Siamo destinati ad essere prosumer?

C’è un nuovo termine entrato di forza nel marketing: il prosumer. Prosumer è la contrazione dei termini inglesi produttore e consumatore (c’è chi in italiano lo rende come consumattore). Basta guardare il modo con cui sempre più frequentemente viene fatta la pubblicità: al consumatore viene suggerito di svolgere una serie di azioni che lo coinvolgono nel processo di produzione dell’informazione. I cosiddetti video “virali” sono pensati in modo specifico perché, suscitando interesse, vengano diffusi alla cerchie dei propri contatti sul web. I clienti sono corteggiati perché compongano ad es. la “personalizzazione” della propria vettura sul web. Marchi, brand e loghi si prestano ad essere interpretati dai “consumatori” in modo “creativo” così che si possa credere di avere influenza nel “producer domain”. Alle persone viene chiesto a volte di inviare foto, video, slogan che riguardano questo o quel prodotto. In sostanza si tratta di creare una convinzione di coinvolgimento che riversi sul prosumer la funzione di diffusione della comunicazione (spesso chiamata “condivisione”) non a un pubblico generico, ma selezionato sulla base di interessi specifici grazie all’utilizzo dei dati personali acquisiti nel frattempo e alla “garanzia” rappresentata dal fatto che il destinatario conosce più o meno personalmente chi gli ha inviato l’informazione. Se ci guardiamo intorno ci accorgiamo che il concetto di comunicazione a due direzioni di cui abbiamo parlato l’ultima volta è ormai ampiamente accettato e utilizzato nei media.
Solo che, al solito, non possiamo aspettarci che sia il semplice gioco degli interessi a far emergere la buona comunicazione: essa può discendere solo da una decisione consapevole di prendersene cura, a livello personale e politico.

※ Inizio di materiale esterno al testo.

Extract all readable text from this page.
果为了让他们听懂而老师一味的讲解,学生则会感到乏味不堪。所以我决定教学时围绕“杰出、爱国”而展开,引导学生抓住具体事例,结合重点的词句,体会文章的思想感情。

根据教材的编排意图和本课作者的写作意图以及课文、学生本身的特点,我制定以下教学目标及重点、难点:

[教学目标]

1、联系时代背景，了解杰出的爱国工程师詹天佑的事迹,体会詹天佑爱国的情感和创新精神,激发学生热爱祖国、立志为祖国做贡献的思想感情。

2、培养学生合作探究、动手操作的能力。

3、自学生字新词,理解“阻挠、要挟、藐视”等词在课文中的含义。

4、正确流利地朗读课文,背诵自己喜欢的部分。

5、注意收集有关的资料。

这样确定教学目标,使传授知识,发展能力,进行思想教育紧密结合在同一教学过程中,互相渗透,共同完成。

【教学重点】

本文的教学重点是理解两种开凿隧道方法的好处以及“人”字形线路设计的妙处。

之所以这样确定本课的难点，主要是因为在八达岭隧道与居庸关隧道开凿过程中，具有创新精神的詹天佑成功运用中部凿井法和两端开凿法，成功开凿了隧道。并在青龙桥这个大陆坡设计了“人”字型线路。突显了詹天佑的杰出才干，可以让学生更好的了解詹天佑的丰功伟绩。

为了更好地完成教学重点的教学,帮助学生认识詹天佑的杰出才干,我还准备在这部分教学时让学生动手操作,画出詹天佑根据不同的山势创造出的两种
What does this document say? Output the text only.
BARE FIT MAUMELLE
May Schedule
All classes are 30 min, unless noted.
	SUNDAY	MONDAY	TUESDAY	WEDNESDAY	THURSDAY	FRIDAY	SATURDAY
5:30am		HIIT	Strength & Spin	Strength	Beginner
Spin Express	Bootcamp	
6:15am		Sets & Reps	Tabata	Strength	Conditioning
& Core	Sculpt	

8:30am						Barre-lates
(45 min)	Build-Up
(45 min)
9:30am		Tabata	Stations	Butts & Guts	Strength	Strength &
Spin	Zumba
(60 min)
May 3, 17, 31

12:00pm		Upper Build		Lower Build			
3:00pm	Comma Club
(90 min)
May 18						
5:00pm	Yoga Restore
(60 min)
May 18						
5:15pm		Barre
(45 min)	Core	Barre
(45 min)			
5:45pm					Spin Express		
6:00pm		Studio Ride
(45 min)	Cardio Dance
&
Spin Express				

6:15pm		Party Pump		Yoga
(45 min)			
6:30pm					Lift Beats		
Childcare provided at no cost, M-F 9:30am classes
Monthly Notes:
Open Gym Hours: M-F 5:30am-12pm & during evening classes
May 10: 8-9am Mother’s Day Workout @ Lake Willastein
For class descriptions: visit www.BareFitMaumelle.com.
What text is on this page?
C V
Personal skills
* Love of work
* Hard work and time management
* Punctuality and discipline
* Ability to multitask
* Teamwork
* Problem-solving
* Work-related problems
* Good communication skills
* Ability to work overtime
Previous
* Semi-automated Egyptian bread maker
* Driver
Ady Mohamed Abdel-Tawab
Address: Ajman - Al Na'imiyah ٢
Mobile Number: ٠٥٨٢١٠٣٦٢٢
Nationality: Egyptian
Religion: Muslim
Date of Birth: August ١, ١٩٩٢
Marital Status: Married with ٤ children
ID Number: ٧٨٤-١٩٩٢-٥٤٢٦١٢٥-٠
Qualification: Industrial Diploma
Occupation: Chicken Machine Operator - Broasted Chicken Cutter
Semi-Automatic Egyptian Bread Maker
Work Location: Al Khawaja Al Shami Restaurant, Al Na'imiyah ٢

Quella del marketing è solo un surrogato della comunicazione bidirezionale. È cambiata nel frattempo la modalità di funzionamento dell’artiglieria. Il broadcasting era come una mitragliatrice che spara all’impazzata da tutte le parti e a tutte le distanze: molti colpi vanno a vuoto, ma comunque verranno raggiunti un bel po’ di bersagli. La comunicazione secondo il neomarketing è piuttosto un’arma di precisione, un drone: spara singoli colpi in maniera mirata. Ed è precisissima perché le coordinate di fuoco le abbiamo fornite noi.